Story
13 Sentinels: Aegis Rim y por qué todos merecemos historias así de increíbles
Una historia de ciencia ficción coral y llena de capas, donde cada revelación se descubre con auténtico asombro.
Hay juegos que sabes que existen, que quizá han vendido bien y que la crítica ha puesto por las nubes, pero que por algún motivo nunca acabas jugando. A veces es culpa de un mercado cada vez más saturado, que no deja de tirarte de la manga con la siguiente novedad. Se quedan ahí, en una especie de zona gris de tu memoria como jugador. Sabes que están, sabes que probablemente merecen la pena, pero los vas dejando para más adelante. Hasta que, al final, casi te olvidas de ellos.
Así fue mi relación con 13 Sentinels: Aegis Rim.
Tenía una puntuación GVS altísima, detrás estaban el talento de Vanillaware y la publicación de Atlus. Además, hasta entonces nunca había jugado a nada de Vanillaware. Me llamaba la atención, claro, pero desde lejos. Entonces el GVS hizo exactamente lo que debería hacer: obligarme a mirar con más atención un juego que estaba infravalorando.
El impacto fue brutal.
Me atrapó por completo. Me absorbió hacia una dimensión fantástica, dentro de un relato de esos que no quieres que terminen nunca. Porque 13 Sentinels: Aegis Rim es, por encima de todo, un artilugio narrativo maravilloso y endiabladamente complejo; una obra construida a base de encajes, perspectivas, fragmentos y revelaciones. Un mecanismo que parece imposible de mantener en pie y que, sin embargo, funciona.
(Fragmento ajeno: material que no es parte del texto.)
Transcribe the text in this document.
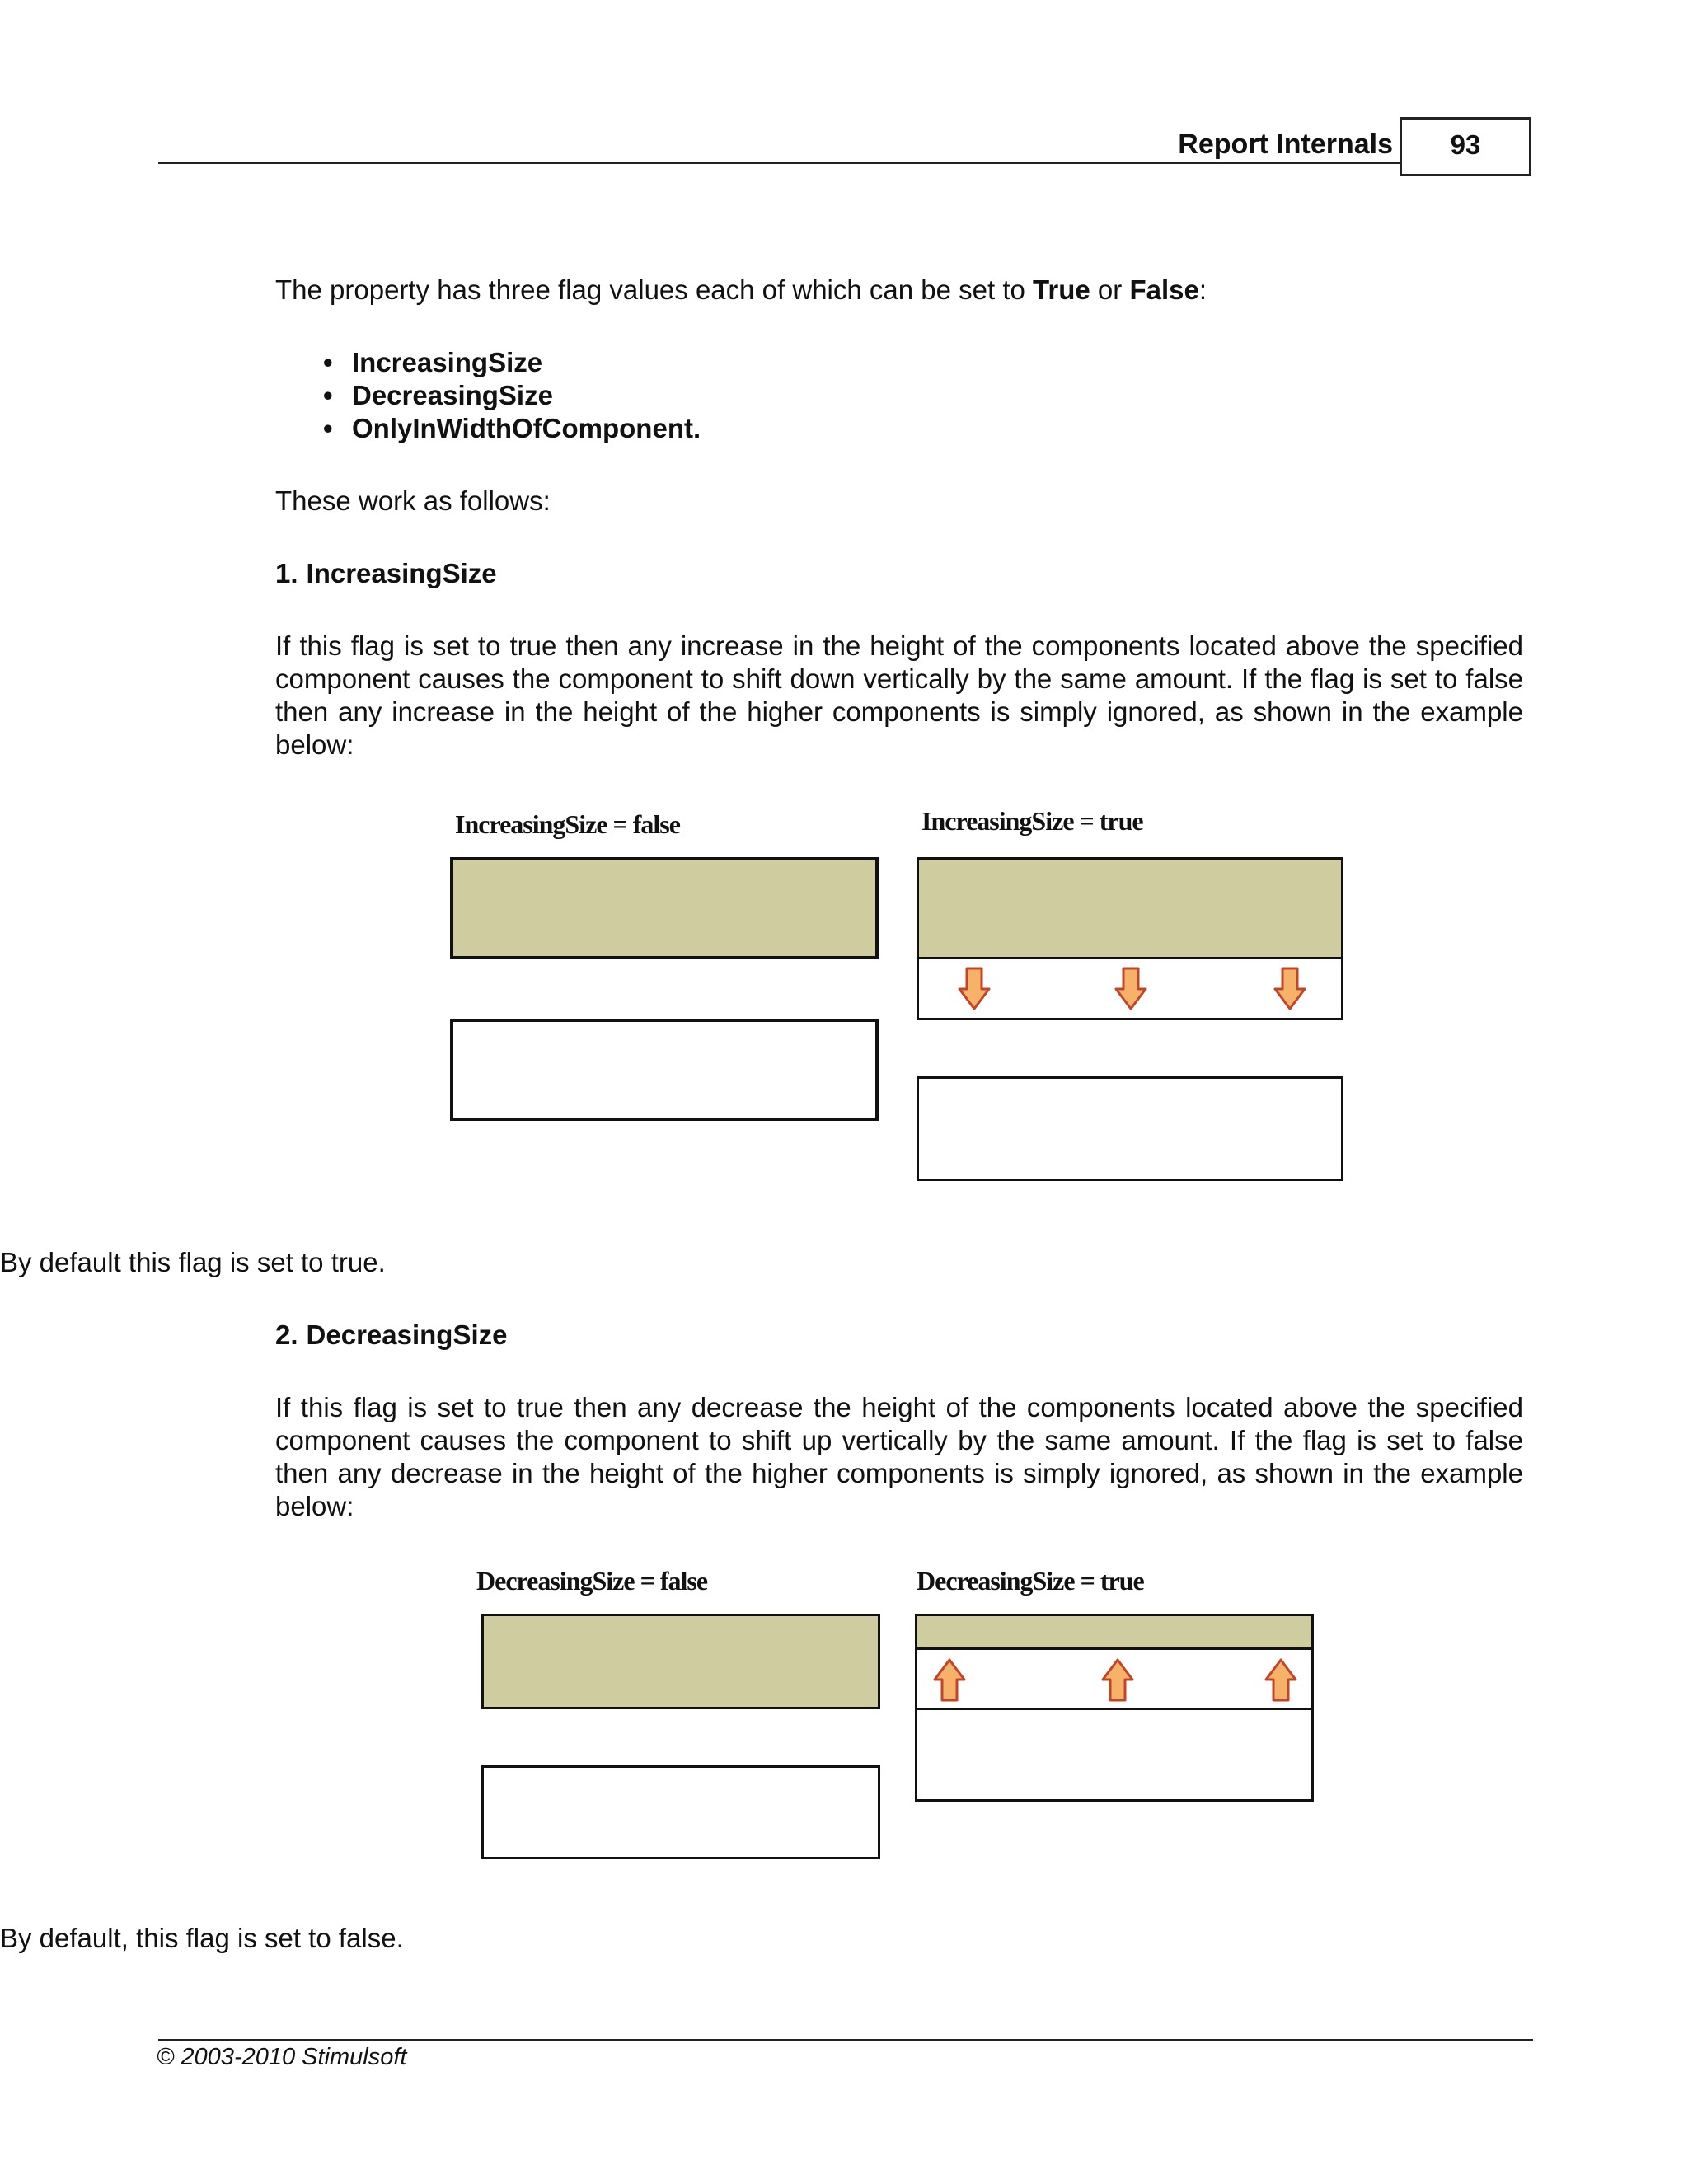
Report Internals	93
The property has three flag values each of which can be set to True or False:
• IncreasingSize
• DecreasingSize
• OnlyInWidthOfComponent.
These work as follows:
1. IncreasingSize
If this flag is set to true then any increase in the height of the components located above the specified component causes the component to shift down vertically by the same amount. If the flag is set to false then any increase in the height of the higher components is simply ignored, as shown in the example below:
IncreasingSize = false	IncreasingSize = true
By default this flag is set to true.
2. DecreasingSize
If this flag is set to true then any decrease the height of the components located above the specified component causes the component to shift up vertically by the same amount. If the flag is set to false then any decrease in the height of the higher components is simply ignored, as shown in the example below:
DecreasingSize = false	DecreasingSize = true
By default, this flag is set to false.
© 2003-2010 Stimulsoft
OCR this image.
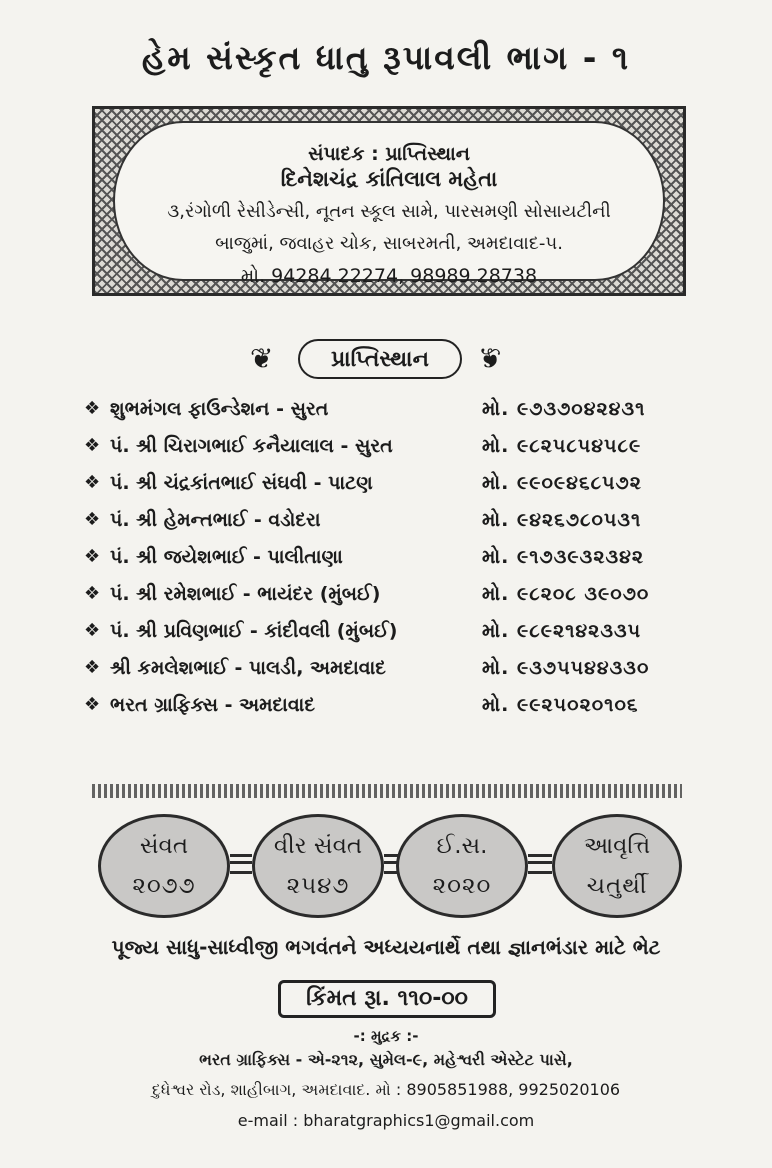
હેમ સંસ્કૃત ધાતુ રૂપાવલી ભાગ - ૧
સંપાદક : પ્રાપ્તિસ્થાન
દિનેશચંદ્ર કાંતિલાલ મહેતા
૩,રંગોળી રેસીડેન્સી, નૂતન સ્કૂલ સામે, પારસમણી સોસાયટીની
બાજુમાં, જવાહર ચોક, સાબરમતી, અમદાવાદ-૫.
મો. 94284 22274, 98989 28738
❦	પ્રાપ્તિસ્થાન	❦
❖ શુભમંગલ ફાઉન્ડેશન - સુરત	મો. ૯૭૩૭૦૪૨૪૩૧
❖ પં. શ્રી ચિરાગભાઈ કનૈયાલાલ - સુરત	મો. ૯૮૨૫૮૫૪૫૮૯
❖ પં. શ્રી ચંદ્રકાંતભાઈ સંઘવી - પાટણ	મો. ૯૯૦૯૪૬૮૫૭૨
❖ પં. શ્રી હેમન્તભાઈ - વડોદરા	મો. ૯૪૨૬૭૮૦૫૩૧
❖ પં. શ્રી જયેશભાઈ - પાલીતાણા	મો. ૯૧૭૩૯૩૨૩૪૨
❖ પં. શ્રી રમેશભાઈ - ભાયંદર (મુંબઈ)	મો. ૯૮૨૦૮ ૩૯૦૭૦
❖ પં. શ્રી પ્રવિણભાઈ - કાંદીવલી (મુંબઈ)	મો. ૯૮૯૨૧૪૨૩૩૫
❖ શ્રી કમલેશભાઈ - પાલડી, અમદાવાદ	મો. ૯૩૭૫૫૪૪૩૩૦
❖ ભરત ગ્રાફિક્સ - અમદાવાદ	મો. ૯૯૨૫૦૨૦૧૦૬
સંવત
૨૦૭૭
વીર સંવત
૨૫૪૭
ઈ.સ.
૨૦૨૦
આવૃત્તિ
ચતુર્થી
પૂજ્ય સાધુ-સાધ્વીજી ભગવંતને અધ્યયનાર્થે તથા જ્ઞાનભંડાર માટે ભેટ
કિંમત રૂા. ૧૧૦-૦૦
-: મુદ્રક :-
ભરત ગ્રાફિક્સ - એ-૨૧૨, સુમેલ-૯, મહેશ્વરી એસ્ટેટ પાસે,
દુધેશ્વર રોડ, શાહીબાગ, અમદાવાદ. મો : 8905851988, 9925020106
e-mail : bharatgraphics1@gmail.com
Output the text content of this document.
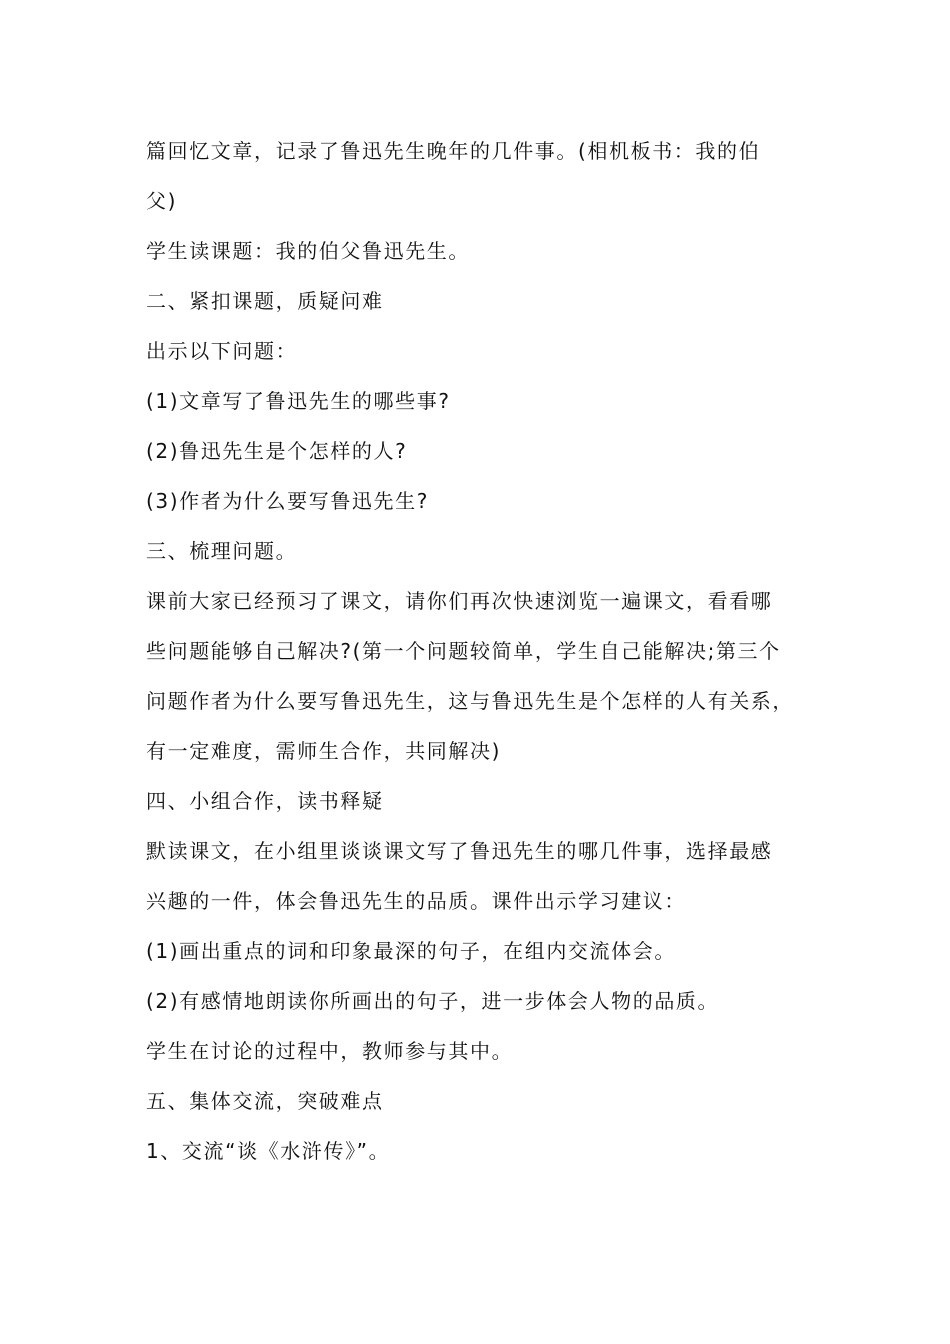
篇回忆文章，记录了鲁迅先生晚年的几件事。(相机板书：我的伯
父)
学生读课题：我的伯父鲁迅先生。
二、紧扣课题，质疑问难
出示以下问题：
(1)文章写了鲁迅先生的哪些事?
(2)鲁迅先生是个怎样的人?
(3)作者为什么要写鲁迅先生?
三、梳理问题。
课前大家已经预习了课文，请你们再次快速浏览一遍课文，看看哪
些问题能够自己解决?(第一个问题较简单，学生自己能解决;第三个
问题作者为什么要写鲁迅先生，这与鲁迅先生是个怎样的人有关系，
有一定难度，需师生合作，共同解决)
四、小组合作，读书释疑
默读课文，在小组里谈谈课文写了鲁迅先生的哪几件事，选择最感
兴趣的一件，体会鲁迅先生的品质。课件出示学习建议：
(1)画出重点的词和印象最深的句子，在组内交流体会。
(2)有感情地朗读你所画出的句子，进一步体会人物的品质。
学生在讨论的过程中，教师参与其中。
五、集体交流，突破难点
1、交流“谈《水浒传》”。
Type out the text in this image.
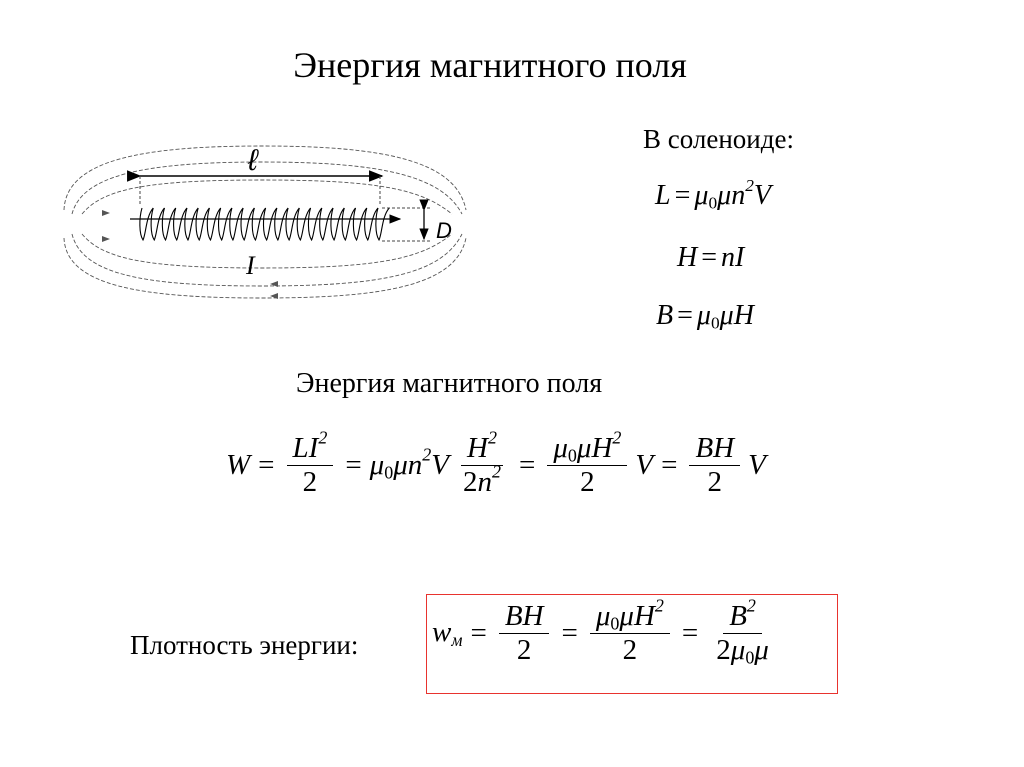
Энергия магнитного поля
ℓ
D
I
В соленоиде:
$L = \mu_0\mu n^2V$
H = nI
$B = \mu_0\mu H$
Энергия магнитного поля
$W = \frac{LI^2}{2} = \mu_0\mu n^2V \frac{H^2}{2n^2} = \frac{\mu_0\mu H^2}{2}$ $V = \frac{BH}{2}$ V
Плотность энергии:	wм = $\frac{BH}{2} = \frac{\mu_0\mu H^2}{2} = \frac{B^2}{2\mu_0\mu}$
Casi siempre de forma sorprendente.
El juego puede dejarte con preguntas cuando aparecen los créditos. Muchas preguntas. Pero lo extraordinario es que las respuestas están ahí. Todas. Escondidas entre diálogos, archivos y escenas que ya habías visto, pero que de pronto entiendes bajo otra luz. Parte del placer no está solo en comprender qué está ocurriendo, sino en darte cuenta de que el juego ya te había dado las herramientas para llegar hasta ahí.
Su finura está precisamente en cómo cuenta las cosas. 13 Sentinels mueve constantemente al jugador de un plano narrativo a otro. Algo que al principio parecía significar una cosa, más adelante significa otra. Un detalle aparentemente secundario se vuelve central. Una escena que parecía cristalina se da la vuelta. Una frase olvidada vuelve de golpe con todo su peso.
Y, aun así, esos cambios de perspectiva nunca son bruscos. Están preparados, sembrados, dejados respirar. Luego, llegado el momento, el juego te planta la realidad delante de la cara. Pero lo hace con tanta precisión que la reacción no es “esto se lo han sacado de la manga”, sino “claro, siempre estuvo ahí”.
En lo estructural, 13 Sentinels alterna una parte narrativa de desplazamiento 2D, con toda la elegancia visual típica de Vanillaware, con fases estratégicas en tiempo real contra oleadas de kaiju. A mí estas últimas no me disgustaron —aunque sé que no hay unanimidad al respecto—: son disfrutables, funcionales y lo bastante ligeras como para no entorpecer el verdadero corazón de la experiencia. Y si de verdad no os entran, siempre podéis bajar la dificultad y centraros en la historia.
Dentro hay de todo: instituto, años 80, ciencia ficción, kaiju, mechas, memoria, identidad, adolescencia, paranoia, destino y muchas otras cosas que casi sería un crimen siquiera insinuar.
Porque algunas historias no conviene contarlas demasiado. Hay que recomendarlas.
Y 13 Sentinels: Aegis Rim es una historia magnífica.